There’s also a common pitfall: don’t use stock market "buying cheap" thinking to pick garbage coins. When a coin’s price hits the floor and rebounds, it’s often not a bullish signal but may be the last chance to cut the chives.
**Step 2: Enter with rhythm**
Many traders make decisions based on 15-minute K-line charts, ending up shaken out and doubting everything. It can be simpler—use the monthly chart to set the direction, and the daily chart to find specific entry points.
Only consider entering when the monthly MACD shows a golden cross. Historically, after BTC’s monthly MACD golden cross, it often trends for more than half a year. If there’s no signal, stay in cash and wait patiently; don’t rush to bet on rebounds. When a correction touches the 60-day moving average, add to your position gradually, especially if accompanied by increased volume, indicating that support is real. But if it breaks below the 70-day moving average, you must exit decisively—don’t try to fight the trend.
Another way to reduce risk is to dollar-cost average into BTC and ETH. Invest on a fixed date each month; during bear markets, this means accumulating at low prices, and when the bull market arrives, take profits as planned. Over eight years, this approach usually results in a lower average cost than 90% of the market.
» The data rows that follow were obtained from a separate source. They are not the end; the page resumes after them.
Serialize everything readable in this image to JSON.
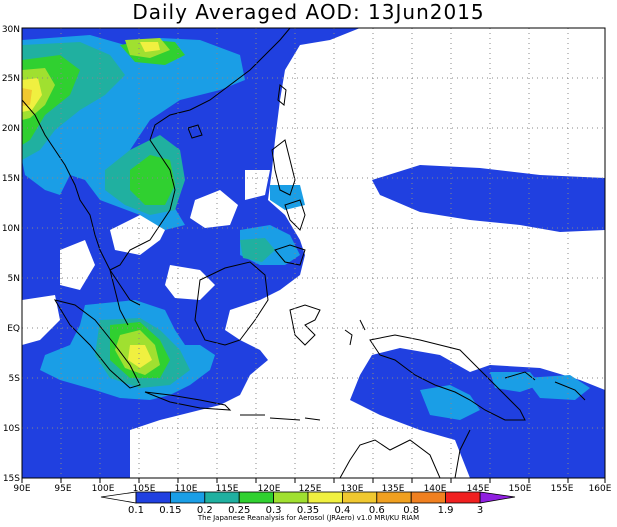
{
  "title": "Daily Averaged AOD: 13Jun2015",
  "credit": "The Japanese Reanalysis for Aerosol (JRAero) v1.0 MRI/KU RIAM",
  "colors": {
    "c0": "#2040e0",
    "c1": "#1a9ee6",
    "c2": "#20b0a0",
    "c3": "#30d030",
    "c4": "#a0e030",
    "c5": "#f0f040",
    "c6": "#f0c830",
    "c7": "#f0a020",
    "c8": "#f07020",
    "c9": "#f02020",
    "c10": "#9020e0",
    "land": "#000000"
  },
  "map": {
    "lon_labels": [
      "90E",
      "95E",
      "100E",
      "105E",
      "110E",
      "115E",
      "120E",
      "125E",
      "130E",
      "135E",
      "140E",
      "145E",
      "150E",
      "155E",
      "160E"
    ],
    "lat_labels": [
      "30N",
      "25N",
      "20N",
      "15N",
      "10N",
      "5N",
      "EQ",
      "5S",
      "10S",
      "15S"
    ]
  },
  "colorbar": {
    "labels": [
      "0.1",
      "0.15",
      "0.2",
      "0.25",
      "0.3",
      "0.35",
      "0.4",
      "0.6",
      "0.8",
      "1.9",
      "3"
    ],
    "colors": [
      "#2040e0",
      "#1a9ee6",
      "#20b0a0",
      "#30d030",
      "#a0e030",
      "#f0f040",
      "#f0c830",
      "#f0a020",
      "#f08020",
      "#f02020",
      "#9020e0"
    ]
  }
}
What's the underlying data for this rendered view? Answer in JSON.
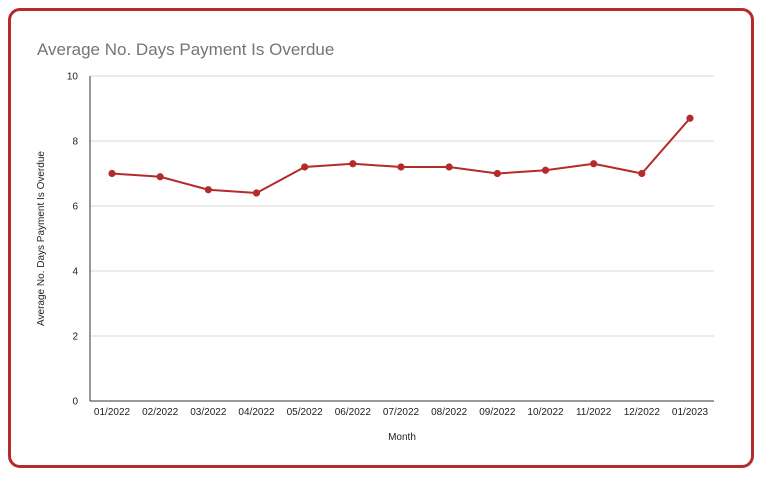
{
  "chart_data": {
    "type": "line",
    "title": "Average No. Days Payment Is Overdue",
    "xlabel": "Month",
    "ylabel": "Average No. Days Payment Is Overdue",
    "categories": [
      "01/2022",
      "02/2022",
      "03/2022",
      "04/2022",
      "05/2022",
      "06/2022",
      "07/2022",
      "08/2022",
      "09/2022",
      "10/2022",
      "11/2022",
      "12/2022",
      "01/2023"
    ],
    "series": [
      {
        "values": [
          7.0,
          6.9,
          6.5,
          6.4,
          7.2,
          7.3,
          7.2,
          7.2,
          7.0,
          7.1,
          7.3,
          7.0,
          8.7
        ]
      }
    ],
    "ylim": [
      0,
      10
    ],
    "yticks": [
      0,
      2,
      4,
      6,
      8,
      10
    ],
    "grid": true,
    "legend": "none",
    "color": "#b52a2a",
    "border_color": "#b52a2a"
  }
}
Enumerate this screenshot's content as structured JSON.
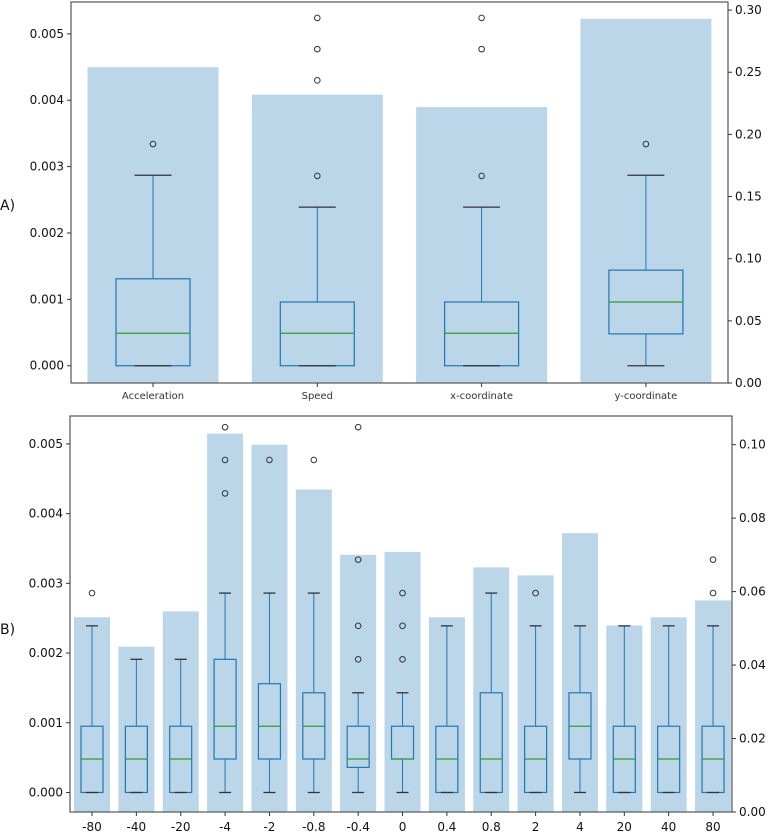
{
  "chart_data": [
    {
      "type": "bar+box",
      "panel_label": "A)",
      "categories": [
        "Acceleration",
        "Speed",
        "x-coordinate",
        "y-coordinate"
      ],
      "bar_values_right_axis": [
        0.254,
        0.232,
        0.222,
        0.293
      ],
      "boxes_left_axis": [
        {
          "whislo": 0,
          "q1": 0,
          "med": 0.00049,
          "q3": 0.00131,
          "whishi": 0.00287,
          "fliers": [
            0.00334
          ]
        },
        {
          "whislo": 0,
          "q1": 0,
          "med": 0.00049,
          "q3": 0.00096,
          "whishi": 0.00239,
          "fliers": [
            0.00286,
            0.0043,
            0.00477,
            0.00524
          ]
        },
        {
          "whislo": 0,
          "q1": 0,
          "med": 0.00049,
          "q3": 0.00096,
          "whishi": 0.00239,
          "fliers": [
            0.00286,
            0.00477,
            0.00524
          ]
        },
        {
          "whislo": 0,
          "q1": 0.00048,
          "med": 0.00096,
          "q3": 0.00144,
          "whishi": 0.00287,
          "fliers": [
            0.00334
          ]
        }
      ],
      "left_ticks": [
        "0.000",
        "0.001",
        "0.002",
        "0.003",
        "0.004",
        "0.005"
      ],
      "right_ticks": [
        "0.00",
        "0.05",
        "0.10",
        "0.15",
        "0.20",
        "0.25",
        "0.30"
      ],
      "left_ylim": [
        -0.00026,
        0.00548
      ],
      "right_ylim": [
        0,
        0.3065
      ],
      "grid": false
    },
    {
      "type": "bar+box",
      "panel_label": "B)",
      "categories": [
        "-80",
        "-40",
        "-20",
        "-4",
        "-2",
        "-0.8",
        "-0.4",
        "0",
        "0.4",
        "0.8",
        "2",
        "4",
        "20",
        "40",
        "80"
      ],
      "bar_values_right_axis": [
        0.053,
        0.045,
        0.0546,
        0.103,
        0.1,
        0.0878,
        0.07,
        0.0708,
        0.053,
        0.0666,
        0.0644,
        0.0759,
        0.0508,
        0.053,
        0.0576
      ],
      "boxes_left_axis": [
        {
          "whislo": 0,
          "q1": 0,
          "med": 0.00048,
          "q3": 0.00095,
          "whishi": 0.00239,
          "fliers": [
            0.00286
          ]
        },
        {
          "whislo": 0,
          "q1": 0,
          "med": 0.00048,
          "q3": 0.00095,
          "whishi": 0.00191,
          "fliers": []
        },
        {
          "whislo": 0,
          "q1": 0,
          "med": 0.00048,
          "q3": 0.00095,
          "whishi": 0.00191,
          "fliers": []
        },
        {
          "whislo": 0,
          "q1": 0.00048,
          "med": 0.00095,
          "q3": 0.00191,
          "whishi": 0.00286,
          "fliers": [
            0.00429,
            0.00477,
            0.00524
          ]
        },
        {
          "whislo": 0,
          "q1": 0.00048,
          "med": 0.00095,
          "q3": 0.00156,
          "whishi": 0.00286,
          "fliers": [
            0.00477
          ]
        },
        {
          "whislo": 0,
          "q1": 0.00048,
          "med": 0.00095,
          "q3": 0.00143,
          "whishi": 0.00286,
          "fliers": [
            0.00477
          ]
        },
        {
          "whislo": 0,
          "q1": 0.00036,
          "med": 0.00048,
          "q3": 0.00095,
          "whishi": 0.00143,
          "fliers": [
            0.00191,
            0.00239,
            0.00334,
            0.00524
          ]
        },
        {
          "whislo": 0,
          "q1": 0.00048,
          "med": 0.00048,
          "q3": 0.00095,
          "whishi": 0.00143,
          "fliers": [
            0.00191,
            0.00239,
            0.00286
          ]
        },
        {
          "whislo": 0,
          "q1": 0,
          "med": 0.00048,
          "q3": 0.00095,
          "whishi": 0.00239,
          "fliers": []
        },
        {
          "whislo": 0,
          "q1": 0,
          "med": 0.00048,
          "q3": 0.00143,
          "whishi": 0.00286,
          "fliers": []
        },
        {
          "whislo": 0,
          "q1": 0,
          "med": 0.00048,
          "q3": 0.00095,
          "whishi": 0.00239,
          "fliers": [
            0.00286
          ]
        },
        {
          "whislo": 0,
          "q1": 0.00048,
          "med": 0.00095,
          "q3": 0.00143,
          "whishi": 0.00239,
          "fliers": []
        },
        {
          "whislo": 0,
          "q1": 0,
          "med": 0.00048,
          "q3": 0.00095,
          "whishi": 0.00239,
          "fliers": []
        },
        {
          "whislo": 0,
          "q1": 0,
          "med": 0.00048,
          "q3": 0.00095,
          "whishi": 0.00239,
          "fliers": []
        },
        {
          "whislo": 0,
          "q1": 0,
          "med": 0.00048,
          "q3": 0.00095,
          "whishi": 0.00239,
          "fliers": [
            0.00286,
            0.00334
          ]
        }
      ],
      "left_ticks": [
        "0.000",
        "0.001",
        "0.002",
        "0.003",
        "0.004",
        "0.005"
      ],
      "right_ticks": [
        "0.00",
        "0.02",
        "0.04",
        "0.06",
        "0.08",
        "0.10"
      ],
      "left_ylim": [
        -0.00028,
        0.0054
      ],
      "right_ylim": [
        0,
        0.1078
      ],
      "grid": false
    }
  ],
  "colors": {
    "bar": "#bcd6e9",
    "box": "#1f77b4",
    "median": "#2ca02c",
    "cap": "#333333",
    "frame": "#555555"
  }
}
**Step 3: Selling is more important than buying**
Set stop-losses quickly—don’t wait. Continuing to hold after breaking support only increases losses and is just gambling on an uncertain rebound. Have a plan for taking profits—don’t just sell everything when the market looks bad, but exit in batches based on risk-reward ratios. At the top of a bull market, sell in three batches: the first at key resistance levels, the second when sentiment is extremely optimistic, and the third to enjoy the final rally.
In short, surviving 8 years in this market depends on discipline. Don’t chase highs, don’t bottom-fish, don’t bet on directions; only act at the points with the highest certainty.